OpenAI announced today that it has hired three senior computer vision and machine learning engineers from the rival Google DeepMind, all of which will work on a new opening OpenAI office in Zurich, Switzerland. OpenAI executives told staff in an internal memo Tuesday that Lucas Beyer, Alexander Kolesnikov and Xiaohua Zhai will join the company to work on multimodal AI. artificial intelligence models capable of performing tasks in different media ranging from images to audio.
OpenAI has long been at the forefront of multimodal AI and released the first version of its text-to-image platform Dall-E in 2021. However, its flagship chatbot ChatGPT was initially only capable of interact with text entries. The company later added voice i image features as multimodal functionality became an increasingly important part of its product line and AI research. (The latest version of Dall-E is available directly from ChatGPT.) OpenAI has also developed a highly anticipated generative AI video product called soraalthough it has yet to make it widely available.
The three newly hired researchers already work closely together, according to Beyer’s personal website.

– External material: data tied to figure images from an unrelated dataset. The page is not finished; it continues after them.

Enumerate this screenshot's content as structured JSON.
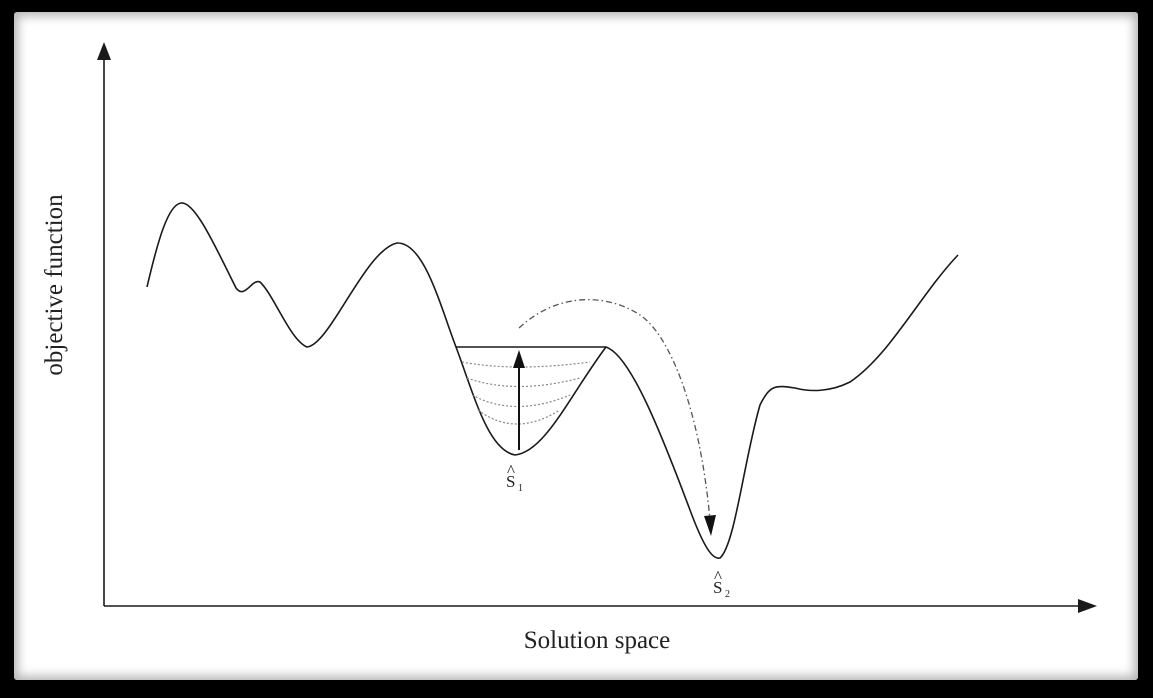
{
  "diagram": {
    "x_axis_label": "Solution space",
    "y_axis_label": "objective function",
    "points": [
      {
        "letter": "S",
        "subscript": "1"
      },
      {
        "letter": "S",
        "subscript": "2"
      }
    ],
    "hat_symbol": "^",
    "colors": {
      "curve": "#1a1a1a",
      "dotted": "#888888",
      "background": "#ffffff",
      "frame": "#000000"
    }
  }
}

While working at DeepMind, Beyer appears to have kept a close eye on the research OpenAI was publishing and the public controversies the company was embroiled in, posting frequently to its more than 70,000 followers on X. When CEO Sam Altman was briefly ousted of OpenAI by its board of directors last year, Beyer published that the “most sane” explanation for the firing I’d read so far was that Altman was involved in too many other startups at the same time.
As they race to develop the most advanced AI models, OpenAI and its rivals are competing intensely hire a limited pool of top researchers from around the world, often offering them annual compensation packages worth close to seven figures or more Jumping between companies is not uncommon for the most sought-after talent.
Tim Brooksfor example, who previously led the research direction of OpenAI’s novel video generator, recently left to work at DeepMind. But the high-profile poaching extends far beyond DeepMind and OpenAI. Microsoft hired its AI leader, Mustafa Suleymanaway from Inflection AI in March, along with most of the startup’s employees. And Google as reported paid $2.7 billion to bring Character.AI founder Noam Shazeer back into the fold.
Over the past few months, a number of key OpenAI figures have left the company, either to join direct competitors like DeepMind and Anthropic or to launch their own companies. Ilya Sutskevera co-founder of OpenAI and its former chief scientist, left to launch Safe superintelligencea startup focused on AI security and existential risks. Look at Muratithe former CTO of OpenAI, announced that he would be leaving the company in September and reportedly collecting money for a new AI company.
In October, OpenAI said it was working to expand globally. In addition to the new offices in Zurich, the company plans to open new outposts in New York City, Seattle, Brussels, Paris and Singapore, and already has outposts in London, Tokyo and other cities, in addition to its headquarters in San Francisco.
Zhai, Beyer and Kolesnikov live in Zurich, which has become a relatively prominent tech hub in Europe, according to LinkedIn. The city is home to ETH Zurich, a public research university with a world-renowned computer science department. Apple has also reportedly arrested several Google AI experts to work in “a secret European lab in Zurich,” the Financial Times reported earlier this year.